Photo of a Maersk Triple-E class ship under construction at DSME shipyard, Geoje, South Korea. Photo by Thorbjorn Hansen, Maersk
By Clement Tan and Kyunghee Park
Sept. 18 (Bloomberg) — In shipping these days, bigger is better. Even if it’s just one meter.
China Shipping Container Lines Co. is ready to launch the largest container ship ever built, a 400-meter (1,300 feet) behemoth that stretches more than four football fields and can haul about 190 million iPads. The vessel promises to nose out the 399-meter A.P. Moeller-Maersk A/S Triple-Es to be the longest ship afloat, when it sets sail in November.
The ship — the first of five similar vessels on order — will give China bragging rights in a key industry as depressed container rates are driving lines to seek economies of scale and lower fuel costs. Introducing the fuel-efficient Triple Es last year helped Maersk Line, the biggest container-shipping company, boost profit 56 percent to $1 billion in the first half of the year.
China Shipping Container Lines’ new vessels will carry 19,100 standard 20-foot containers, the company said, or 830 more than its rival. They will use one-fifth less fuel than the common 10,000-box variety, according to Hyundai Heavy Industries Co. of South Korea, which is building the ships.

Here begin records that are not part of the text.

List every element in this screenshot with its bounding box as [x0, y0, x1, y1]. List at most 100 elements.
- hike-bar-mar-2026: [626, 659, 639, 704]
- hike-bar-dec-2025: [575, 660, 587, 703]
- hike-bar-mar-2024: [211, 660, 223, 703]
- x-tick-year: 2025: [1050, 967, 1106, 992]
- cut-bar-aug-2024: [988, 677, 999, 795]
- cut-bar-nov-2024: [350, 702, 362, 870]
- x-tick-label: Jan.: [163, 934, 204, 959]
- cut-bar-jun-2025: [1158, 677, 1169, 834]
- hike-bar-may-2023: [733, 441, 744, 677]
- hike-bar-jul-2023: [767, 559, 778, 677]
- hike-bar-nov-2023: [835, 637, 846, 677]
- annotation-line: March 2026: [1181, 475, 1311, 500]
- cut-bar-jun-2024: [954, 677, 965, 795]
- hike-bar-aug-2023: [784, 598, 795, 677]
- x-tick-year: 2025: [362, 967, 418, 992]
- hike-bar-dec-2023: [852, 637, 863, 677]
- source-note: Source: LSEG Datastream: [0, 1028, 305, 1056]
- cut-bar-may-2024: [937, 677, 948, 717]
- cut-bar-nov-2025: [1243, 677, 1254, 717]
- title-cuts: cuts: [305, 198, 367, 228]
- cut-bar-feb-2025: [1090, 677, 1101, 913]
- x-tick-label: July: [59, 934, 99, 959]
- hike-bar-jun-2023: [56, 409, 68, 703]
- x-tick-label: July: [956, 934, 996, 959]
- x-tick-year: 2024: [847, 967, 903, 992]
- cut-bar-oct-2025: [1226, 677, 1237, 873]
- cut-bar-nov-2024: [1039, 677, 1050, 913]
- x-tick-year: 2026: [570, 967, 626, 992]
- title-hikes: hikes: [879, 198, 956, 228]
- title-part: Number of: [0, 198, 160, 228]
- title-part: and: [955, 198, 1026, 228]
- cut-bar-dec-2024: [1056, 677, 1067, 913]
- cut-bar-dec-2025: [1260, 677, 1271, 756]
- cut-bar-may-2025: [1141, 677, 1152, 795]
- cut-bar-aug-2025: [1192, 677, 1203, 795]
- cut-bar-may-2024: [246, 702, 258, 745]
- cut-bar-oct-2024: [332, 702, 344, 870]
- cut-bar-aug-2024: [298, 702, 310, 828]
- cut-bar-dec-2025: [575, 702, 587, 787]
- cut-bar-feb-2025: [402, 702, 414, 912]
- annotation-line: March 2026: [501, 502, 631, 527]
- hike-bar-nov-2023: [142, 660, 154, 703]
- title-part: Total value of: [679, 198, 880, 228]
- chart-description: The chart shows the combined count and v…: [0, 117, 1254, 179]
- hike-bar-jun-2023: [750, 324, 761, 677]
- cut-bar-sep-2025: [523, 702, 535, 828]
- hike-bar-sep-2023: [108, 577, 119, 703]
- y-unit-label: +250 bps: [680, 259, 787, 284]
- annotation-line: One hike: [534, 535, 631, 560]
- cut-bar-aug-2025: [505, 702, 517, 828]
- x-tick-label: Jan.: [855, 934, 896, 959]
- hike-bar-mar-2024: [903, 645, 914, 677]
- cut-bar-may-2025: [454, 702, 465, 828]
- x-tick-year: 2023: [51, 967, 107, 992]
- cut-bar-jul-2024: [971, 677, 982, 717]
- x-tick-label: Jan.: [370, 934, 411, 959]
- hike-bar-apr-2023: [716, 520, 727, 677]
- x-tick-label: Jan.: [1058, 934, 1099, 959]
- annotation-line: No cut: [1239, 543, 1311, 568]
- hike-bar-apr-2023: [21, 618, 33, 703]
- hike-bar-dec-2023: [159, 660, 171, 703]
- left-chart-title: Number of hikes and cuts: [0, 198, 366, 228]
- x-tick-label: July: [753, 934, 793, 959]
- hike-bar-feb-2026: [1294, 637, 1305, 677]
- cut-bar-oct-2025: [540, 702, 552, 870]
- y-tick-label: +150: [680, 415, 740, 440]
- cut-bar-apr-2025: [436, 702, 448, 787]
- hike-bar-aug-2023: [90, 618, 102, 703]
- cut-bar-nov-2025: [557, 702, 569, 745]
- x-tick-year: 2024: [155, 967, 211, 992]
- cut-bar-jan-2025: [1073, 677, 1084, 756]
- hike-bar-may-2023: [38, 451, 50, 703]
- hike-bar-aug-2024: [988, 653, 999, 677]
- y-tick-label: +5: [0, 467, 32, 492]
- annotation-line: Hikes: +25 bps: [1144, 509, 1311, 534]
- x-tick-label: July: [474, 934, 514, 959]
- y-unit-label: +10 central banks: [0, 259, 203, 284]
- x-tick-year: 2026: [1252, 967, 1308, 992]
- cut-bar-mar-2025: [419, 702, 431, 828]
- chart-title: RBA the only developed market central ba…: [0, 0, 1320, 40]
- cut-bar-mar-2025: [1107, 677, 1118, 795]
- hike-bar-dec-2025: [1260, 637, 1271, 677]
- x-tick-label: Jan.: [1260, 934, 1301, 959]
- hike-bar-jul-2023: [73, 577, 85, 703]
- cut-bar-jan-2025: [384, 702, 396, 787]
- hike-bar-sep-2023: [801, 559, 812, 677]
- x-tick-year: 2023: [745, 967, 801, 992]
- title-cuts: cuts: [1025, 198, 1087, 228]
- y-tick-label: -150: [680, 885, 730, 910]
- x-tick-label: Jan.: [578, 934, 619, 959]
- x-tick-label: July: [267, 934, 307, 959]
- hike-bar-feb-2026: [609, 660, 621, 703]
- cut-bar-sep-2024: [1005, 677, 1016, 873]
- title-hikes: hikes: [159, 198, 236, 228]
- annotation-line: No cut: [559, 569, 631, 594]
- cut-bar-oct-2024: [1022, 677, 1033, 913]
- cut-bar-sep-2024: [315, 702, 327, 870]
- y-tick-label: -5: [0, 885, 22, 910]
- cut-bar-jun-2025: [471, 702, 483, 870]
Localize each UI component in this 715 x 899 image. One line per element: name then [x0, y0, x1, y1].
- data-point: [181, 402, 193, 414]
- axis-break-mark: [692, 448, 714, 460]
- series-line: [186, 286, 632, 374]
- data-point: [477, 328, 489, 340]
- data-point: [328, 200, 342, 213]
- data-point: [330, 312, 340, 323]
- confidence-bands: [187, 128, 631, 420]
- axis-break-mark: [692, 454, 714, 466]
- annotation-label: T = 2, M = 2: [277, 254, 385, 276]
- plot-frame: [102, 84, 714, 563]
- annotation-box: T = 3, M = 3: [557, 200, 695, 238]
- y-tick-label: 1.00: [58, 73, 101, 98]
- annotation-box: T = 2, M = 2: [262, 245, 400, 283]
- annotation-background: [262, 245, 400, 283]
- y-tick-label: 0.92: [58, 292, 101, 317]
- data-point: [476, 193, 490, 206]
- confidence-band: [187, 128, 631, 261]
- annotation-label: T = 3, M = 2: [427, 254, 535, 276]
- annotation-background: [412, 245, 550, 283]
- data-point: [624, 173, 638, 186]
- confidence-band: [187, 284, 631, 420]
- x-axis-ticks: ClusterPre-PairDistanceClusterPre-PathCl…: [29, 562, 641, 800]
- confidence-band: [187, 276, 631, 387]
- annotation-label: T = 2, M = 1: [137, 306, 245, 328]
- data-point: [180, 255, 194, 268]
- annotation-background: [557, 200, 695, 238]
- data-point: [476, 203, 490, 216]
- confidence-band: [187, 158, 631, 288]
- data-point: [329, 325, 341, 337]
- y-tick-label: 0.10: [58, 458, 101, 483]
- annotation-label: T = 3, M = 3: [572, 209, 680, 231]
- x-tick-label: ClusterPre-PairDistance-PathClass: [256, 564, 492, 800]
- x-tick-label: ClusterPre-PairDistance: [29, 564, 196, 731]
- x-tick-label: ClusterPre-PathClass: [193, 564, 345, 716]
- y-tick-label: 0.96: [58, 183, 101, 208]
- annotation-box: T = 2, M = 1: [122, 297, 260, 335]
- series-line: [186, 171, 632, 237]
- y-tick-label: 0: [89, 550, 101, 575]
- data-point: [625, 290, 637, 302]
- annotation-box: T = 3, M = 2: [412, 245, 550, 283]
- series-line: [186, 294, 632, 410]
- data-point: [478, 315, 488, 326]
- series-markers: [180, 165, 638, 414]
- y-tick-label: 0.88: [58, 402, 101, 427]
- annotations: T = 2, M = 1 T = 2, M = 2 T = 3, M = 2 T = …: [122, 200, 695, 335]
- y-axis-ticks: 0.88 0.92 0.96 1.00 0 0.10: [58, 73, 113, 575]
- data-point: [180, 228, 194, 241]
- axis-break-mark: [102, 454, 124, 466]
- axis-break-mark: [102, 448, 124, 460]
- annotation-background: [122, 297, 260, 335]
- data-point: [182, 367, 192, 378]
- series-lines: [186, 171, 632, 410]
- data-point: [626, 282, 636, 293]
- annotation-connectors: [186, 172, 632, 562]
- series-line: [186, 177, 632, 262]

“The example of Maersk is quite clear,” said Lawrence Li, Shanghai-based shipping analyst at UOB Kay Hian Holdings Ltd. “If you want to make money now, your ships need to be fuel- efficient and you need to have economies of scale so that you can lower per-box cost or you need to provide a premium service.”
Record Length
China Shipping Container Lines will probably report a 43.6 million yuan ($7.1 million) net loss this year, based on the average of 16 analyst estimates compiled by Bloomberg. That would follow a 2.6 billion yuan loss in 2013. The company is projected to swing to a 493 million yuan profit next year, when its five new vessels are hauling goods.
The company dropped 1.3 percent today to HK$2.31 as of the close in Hong Kong trading, paring its gain this year to 14 percent in Hong Kong this year, outperforming the 3.7 percent gain by the benchmark Hang Seng Index.
The company’s new ships will be the longest now afloat, though several now-junked oil tankers were longer. The container ships will be 38 meters longer than Royal Caribbean Cruises Ltd.’s Oasis of the Seas and 67 meters longer than the U.S. Navy’s Nimitz-class aircraft carriers.
Slow Steaming
At 186,000 gross tons, the China Shipping Container Lines ships will displace less water than Vale SA’s 200,000-ton Valemax bulk freighters.
The new ships save fuel by traveling more slowly and using technology that adjusts the vessel’s speed to account for sea conditions. Maersk’s Triple Es are similarly 20 percent more efficient than its previous biggest ships, which could carry 15,500 boxes.
The move toward bigger, more fuel-efficient ships is also being driven by expanded alliances that allow lines to boost yields by sharing space on each other’s vessels. Lines with the largest capacity can command the most leverage in the groups.
Expanding Alliances
China Shipping Container Lines said Sept. 9 that it had signed agreements with CMA CGM, of France, and United Arab Shipping Co. to collaborate on four major routes.
Maersk and Mediterranean Shipping Co. — the world’s two biggest container-shipping lines — also agreed in July to share vessels. Chinese regulators had previously blocked a proposed three-way alliance that would have included CMA CGM, the world’s third-largest.
Orders for ultra-large vessels are also on the table for shipping companies that make up the G6 alliance, said Alan Tung, acting chief financial officer for Orient Overseas International Ltd., which is part of the group. The alliance also includes Hapag-Lloyd AG, Hyundai Merchant Marine Co., Neptune Orient Lines Ltd., Mitsui O.S.K. Lines Ltd. and Nippon Yusen KK.
Defending Margins
The era of big ships coincides with less sensitivity to fluctuations in rates, Park Moo Hyun, an analyst at Hana Daetoo Securities Co. in Seoul. Alliances, bigger ships and greater fuel efficiency are giving lines a way to defend margins when rates fall.
The Drewry Hong Kong-Los Angeles Container Rate — the cost to move one 40-foot container between to the two ports — peaked at $2,880 in August 2012. It hit a low of $1,650 on June 17 and recovered to $2,275 as of Sept. 9 on stronger demand for Asian goods.
“Maersk has shown the benefits of having vessels that are both fuel efficient and provide economy of scale,” Park said. “The shipping industry is no longer just about rates. It’s also about who can cut costs more effectively.”